Zaki Laïdi se trompe lorsqu’il affirme ceci:
S’il fallait résumer d’un seul mot la nouvelle vision du monde de l’administration Obama, on pourrait dire qu’elle repose sur une idée centrale : la répudiation de l’idéologie du 11-Septembre qui avait conduit l’administration Bush à transformer la lutte contre le terrorisme en véritable croisade messianique, a affirmer une suprématie américaine qui passe de plus en plus par le recours à la force – Robert Gates, le secrétaire à la Défense américain, a même parlé de militarisation de la politique américaine – et à voir dans l’unilatéralisme un instrument privilégié d’action internationale.

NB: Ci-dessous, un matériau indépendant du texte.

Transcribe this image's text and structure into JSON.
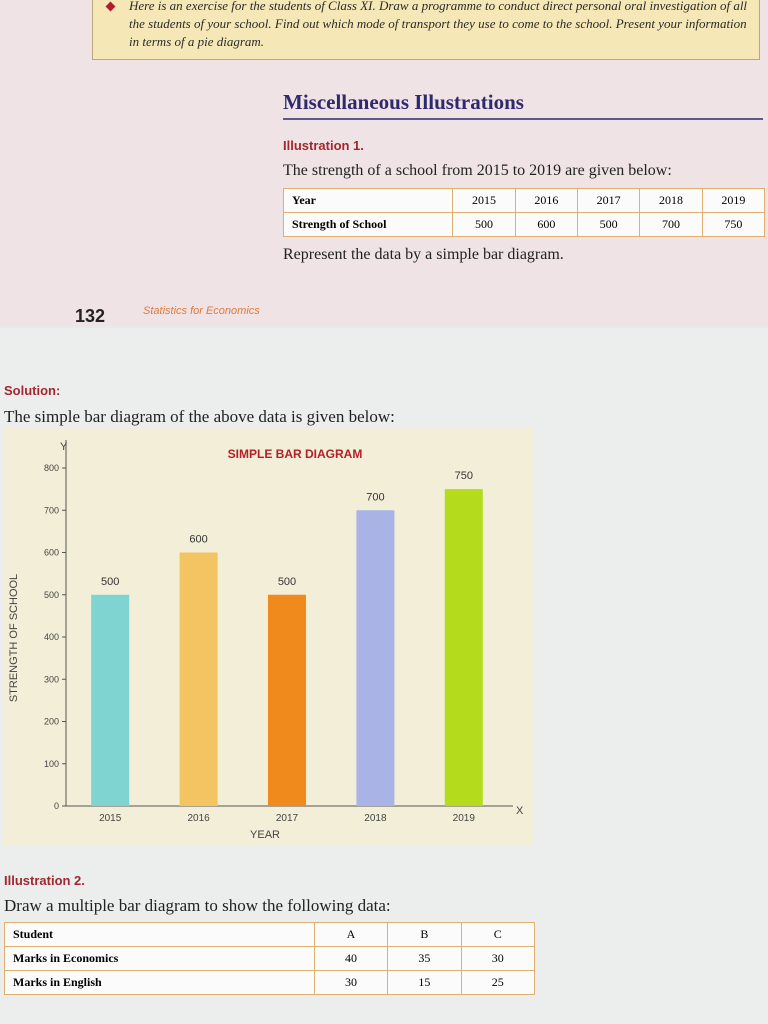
{
  "exercise": "Here is an exercise for the students of Class XI. Draw a programme to conduct direct personal oral investigation of all the students of your school. Find out which mode of transport they use to come to the school. Present your information in terms of a pie diagram.",
  "section_title": "Miscellaneous Illustrations",
  "illustration_1": {
    "label": "Illustration 1.",
    "intro": "The strength of a school from 2015 to 2019 are given below:",
    "table": {
      "rows": [
        [
          "Year",
          "2015",
          "2016",
          "2017",
          "2018",
          "2019"
        ],
        [
          "Strength of School",
          "500",
          "600",
          "500",
          "700",
          "750"
        ]
      ]
    },
    "task": "Represent the data by a simple bar diagram."
  },
  "footer": {
    "page_number": "132",
    "book": "Statistics for Economics"
  },
  "solution": {
    "label": "Solution:",
    "text": "The simple bar diagram of the above data is given below:"
  },
  "chart_data": {
    "type": "bar",
    "title": "SIMPLE BAR DIAGRAM",
    "x_label": "YEAR",
    "y_label": "STRENGTH OF SCHOOL",
    "x_axis_letter": "X",
    "y_axis_letter": "Y",
    "categories": [
      "2015",
      "2016",
      "2017",
      "2018",
      "2019"
    ],
    "values": [
      500,
      600,
      500,
      700,
      750
    ],
    "colors": [
      "#7fd3d0",
      "#f3c462",
      "#f08a1c",
      "#a9b3e6",
      "#b5dc1c"
    ],
    "ylim": [
      0,
      800
    ],
    "yticks": [
      0,
      100,
      200,
      300,
      400,
      500,
      600,
      700,
      800
    ]
  },
  "illustration_2": {
    "label": "Illustration 2.",
    "intro": "Draw a multiple bar diagram to show the following data:",
    "table": {
      "rows": [
        [
          "Student",
          "A",
          "B",
          "C"
        ],
        [
          "Marks in Economics",
          "40",
          "35",
          "30"
        ],
        [
          "Marks in English",
          "30",
          "15",
          "25"
        ]
      ]
    }
  }
}
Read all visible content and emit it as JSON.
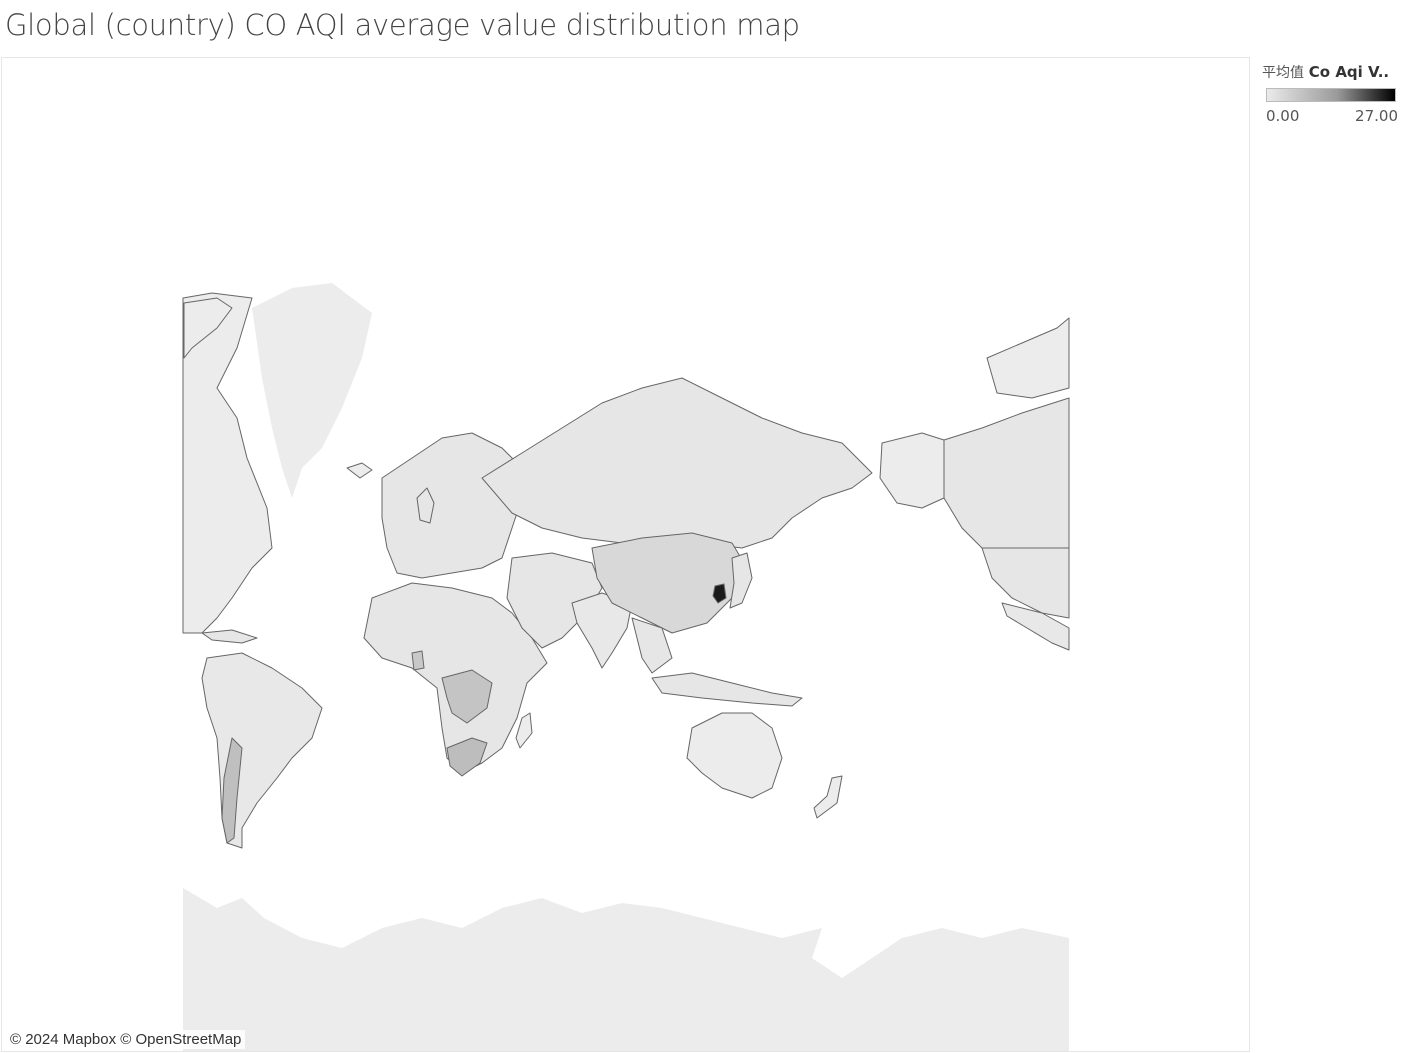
{
  "title": "Global (country) CO AQI average value distribution map",
  "legend": {
    "prefix": "平均值",
    "measure": "Co Aqi V..",
    "min_label": "0.00",
    "max_label": "27.00",
    "min": 0,
    "max": 27,
    "color_low": "#eaeaea",
    "color_high": "#000000"
  },
  "attribution": "© 2024 Mapbox © OpenStreetMap",
  "map_data": {
    "projection": "web-mercator",
    "base_land_color": "#ececec",
    "border_color": "#666666",
    "highlighted_regions": [
      {
        "name": "South Korea",
        "value": 27
      },
      {
        "name": "China",
        "value": 5
      },
      {
        "name": "DR Congo",
        "value": 6
      },
      {
        "name": "South Africa",
        "value": 7
      },
      {
        "name": "Chile",
        "value": 4
      },
      {
        "name": "Ghana",
        "value": 4
      }
    ]
  }
}
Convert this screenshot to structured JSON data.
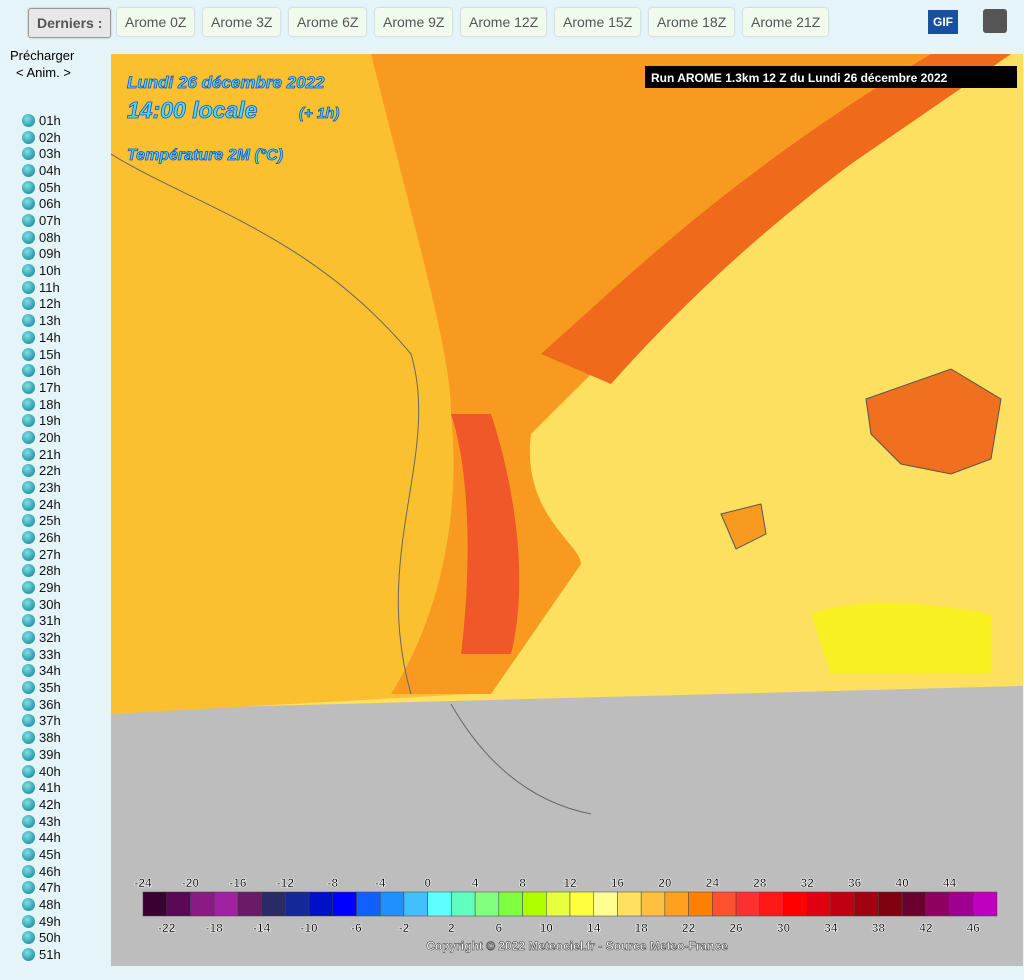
{
  "toolbar": {
    "label": "Derniers :",
    "runs": [
      "Arome 0Z",
      "Arome 3Z",
      "Arome 6Z",
      "Arome 9Z",
      "Arome 12Z",
      "Arome 15Z",
      "Arome 18Z",
      "Arome 21Z"
    ],
    "gif": "GIF"
  },
  "sidebar": {
    "preload": "Précharger",
    "anim": "< Anim. >",
    "hours": [
      "01h",
      "02h",
      "03h",
      "04h",
      "05h",
      "06h",
      "07h",
      "08h",
      "09h",
      "10h",
      "11h",
      "12h",
      "13h",
      "14h",
      "15h",
      "16h",
      "17h",
      "18h",
      "19h",
      "20h",
      "21h",
      "22h",
      "23h",
      "24h",
      "25h",
      "26h",
      "27h",
      "28h",
      "29h",
      "30h",
      "31h",
      "32h",
      "33h",
      "34h",
      "35h",
      "36h",
      "37h",
      "38h",
      "39h",
      "40h",
      "41h",
      "42h",
      "43h",
      "44h",
      "45h",
      "46h",
      "47h",
      "48h",
      "49h",
      "50h",
      "51h"
    ]
  },
  "map": {
    "date": "Lundi 26 décembre 2022",
    "time": "14:00 locale",
    "offset": "(+ 1h)",
    "parameter": "Température 2M (°C)",
    "run": "Run AROME 1.3km 12 Z du Lundi 26 décembre 2022",
    "copyright": "Copyright © 2022 Meteociel.fr - Source Meteo-France",
    "legend": {
      "top_labels": [
        -24,
        -20,
        -16,
        -12,
        -8,
        -4,
        0,
        4,
        8,
        12,
        16,
        20,
        24,
        28,
        32,
        36,
        40,
        44
      ],
      "bottom_labels": [
        -22,
        -18,
        -14,
        -10,
        -6,
        -2,
        2,
        6,
        10,
        14,
        18,
        22,
        26,
        30,
        34,
        38,
        42,
        46
      ],
      "colors": [
        "#3a0034",
        "#5a0a55",
        "#8a1a85",
        "#a022a0",
        "#6a1a66",
        "#2a2a66",
        "#14289a",
        "#0010c8",
        "#0000ff",
        "#1060ff",
        "#2090ff",
        "#40c0ff",
        "#60ffff",
        "#60ffc0",
        "#80ff80",
        "#80ff40",
        "#b0ff00",
        "#e8ff40",
        "#ffff40",
        "#ffff90",
        "#ffe060",
        "#ffc040",
        "#ffa020",
        "#ff8000",
        "#ff5030",
        "#ff3030",
        "#ff1818",
        "#ff0000",
        "#e00010",
        "#c00010",
        "#a00010",
        "#800010",
        "#6a0030",
        "#900060",
        "#a00090",
        "#c000c0",
        "#e000e0",
        "#ff40ff",
        "#ff80ff"
      ]
    }
  }
}
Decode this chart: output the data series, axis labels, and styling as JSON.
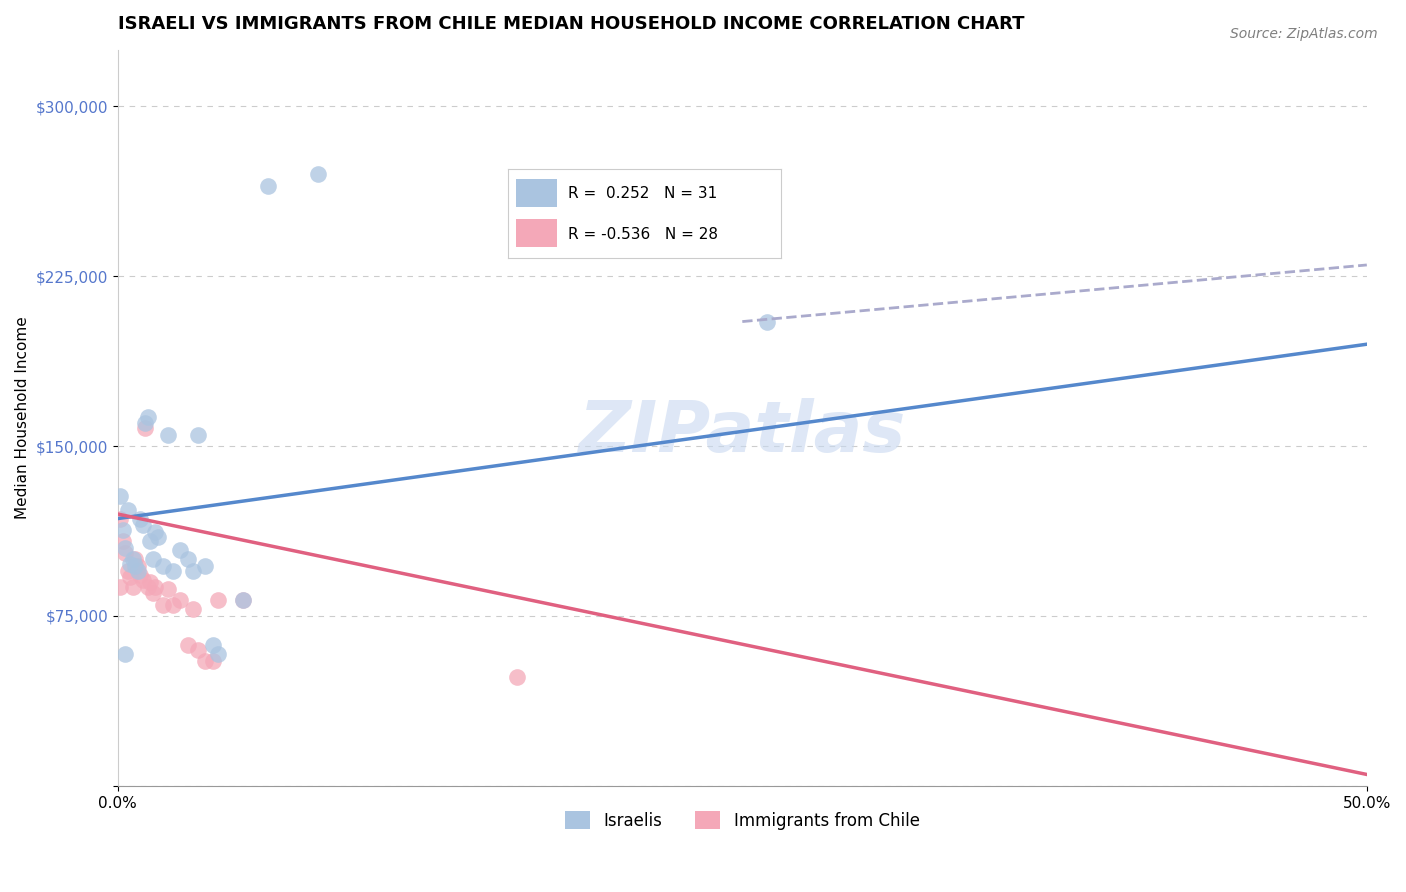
{
  "title": "ISRAELI VS IMMIGRANTS FROM CHILE MEDIAN HOUSEHOLD INCOME CORRELATION CHART",
  "source": "Source: ZipAtlas.com",
  "xlabel": "",
  "ylabel": "Median Household Income",
  "xlim": [
    0.0,
    0.5
  ],
  "ylim": [
    0,
    325000
  ],
  "yticks": [
    0,
    75000,
    150000,
    225000,
    300000
  ],
  "ytick_labels": [
    "",
    "$75,000",
    "$150,000",
    "$225,000",
    "$300,000"
  ],
  "xtick_labels": [
    "0.0%",
    "50.0%"
  ],
  "legend_r1": "R =  0.252   N = 31",
  "legend_r2": "R = -0.536   N = 28",
  "watermark": "ZIPatlas",
  "background_color": "#ffffff",
  "grid_color": "#cccccc",
  "israeli_color": "#aac4e0",
  "chile_color": "#f4a8b8",
  "israeli_line_color": "#5588cc",
  "chile_line_color": "#e06080",
  "dashed_line_color": "#aaaacc",
  "israeli_scatter": [
    [
      0.001,
      128000
    ],
    [
      0.002,
      113000
    ],
    [
      0.003,
      105000
    ],
    [
      0.004,
      122000
    ],
    [
      0.005,
      98000
    ],
    [
      0.006,
      100000
    ],
    [
      0.007,
      97000
    ],
    [
      0.008,
      95000
    ],
    [
      0.009,
      118000
    ],
    [
      0.01,
      115000
    ],
    [
      0.011,
      160000
    ],
    [
      0.012,
      163000
    ],
    [
      0.013,
      108000
    ],
    [
      0.014,
      100000
    ],
    [
      0.015,
      112000
    ],
    [
      0.016,
      110000
    ],
    [
      0.018,
      97000
    ],
    [
      0.02,
      155000
    ],
    [
      0.022,
      95000
    ],
    [
      0.025,
      104000
    ],
    [
      0.028,
      100000
    ],
    [
      0.03,
      95000
    ],
    [
      0.032,
      155000
    ],
    [
      0.035,
      97000
    ],
    [
      0.038,
      62000
    ],
    [
      0.04,
      58000
    ],
    [
      0.05,
      82000
    ],
    [
      0.06,
      265000
    ],
    [
      0.08,
      270000
    ],
    [
      0.26,
      205000
    ],
    [
      0.003,
      58000
    ]
  ],
  "chile_scatter": [
    [
      0.001,
      118000
    ],
    [
      0.002,
      108000
    ],
    [
      0.003,
      103000
    ],
    [
      0.004,
      95000
    ],
    [
      0.005,
      92000
    ],
    [
      0.006,
      88000
    ],
    [
      0.007,
      100000
    ],
    [
      0.008,
      97000
    ],
    [
      0.009,
      93000
    ],
    [
      0.01,
      91000
    ],
    [
      0.011,
      158000
    ],
    [
      0.012,
      88000
    ],
    [
      0.013,
      90000
    ],
    [
      0.014,
      85000
    ],
    [
      0.015,
      88000
    ],
    [
      0.018,
      80000
    ],
    [
      0.02,
      87000
    ],
    [
      0.022,
      80000
    ],
    [
      0.025,
      82000
    ],
    [
      0.028,
      62000
    ],
    [
      0.03,
      78000
    ],
    [
      0.032,
      60000
    ],
    [
      0.035,
      55000
    ],
    [
      0.038,
      55000
    ],
    [
      0.04,
      82000
    ],
    [
      0.05,
      82000
    ],
    [
      0.16,
      48000
    ],
    [
      0.001,
      88000
    ]
  ],
  "israeli_line_x": [
    0.0,
    0.5
  ],
  "israeli_line_y": [
    118000,
    195000
  ],
  "chile_line_x": [
    0.0,
    0.5
  ],
  "chile_line_y": [
    120000,
    5000
  ],
  "dashed_line_x": [
    0.25,
    0.5
  ],
  "dashed_line_y": [
    205000,
    230000
  ],
  "marker_size": 12,
  "title_fontsize": 13,
  "axis_label_fontsize": 11,
  "tick_fontsize": 11,
  "legend_fontsize": 12,
  "source_fontsize": 10
}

Il suffit de relire le discours d’Oslo d’Obama lors de la remise de son Prix Nobel de la paix pour se rendre compte qu’il n’y a pas de rupture en Obama et Bush dans le domaine de la politique étrangère. Il y a incontestablement des changements mais ils portent plus sur la forme que sur le fond. Obama continue de parler de guerre contre le terrorisme et d’insister que parce que la survie des Etats-Unis sont en jeu, il est possible pour lui par exemple de tuer avec des missiles au Pakistan et ailleurs des 'terroristes' et de tuer même des américains suspectés de terrorisme sans procès. On pourrait parler de l'Afghanistan ou du fait qu'Obama ne souhaite pas renoncer aux nombeux pouvoirs dont s'était accaparé Bush par peur qu'un acte terroriste ne tue son mandat. Obama se doit donc de faire preuve d'une fermeté stérile mais 'stylée' et parfois de stupidité pour éviter que l'opinion américaine ne le trouve faible.
Le fait que
Laïdi n’hésite
pas à parler de rupture alors que les faits prouvent le contraire montre bien
que notre époque est victime de la dictature de l’image et des sentiments qui
expliquent le fait qu’on voit ce qu’on veut voir, croit ce qu’on veut croire,
ferme les yeux devant la réalité quand on est persuadé que le politique qui mène
la barque est comme nous ou juste qu’on éprouve des sentiments chaleureux pour
elle/lui. Ceux qui trouveraient les
actes d’Obama détestables et inacceptables s’ils étaient accomplis par Bush
deviennent volontairement aveugles ou justifient l’’injustifiable parce qu’ils considèrent
Obama comme un des leurs, comme quelqu’un qui est dans le bon camp quelle que
soit la moralité de son action politique.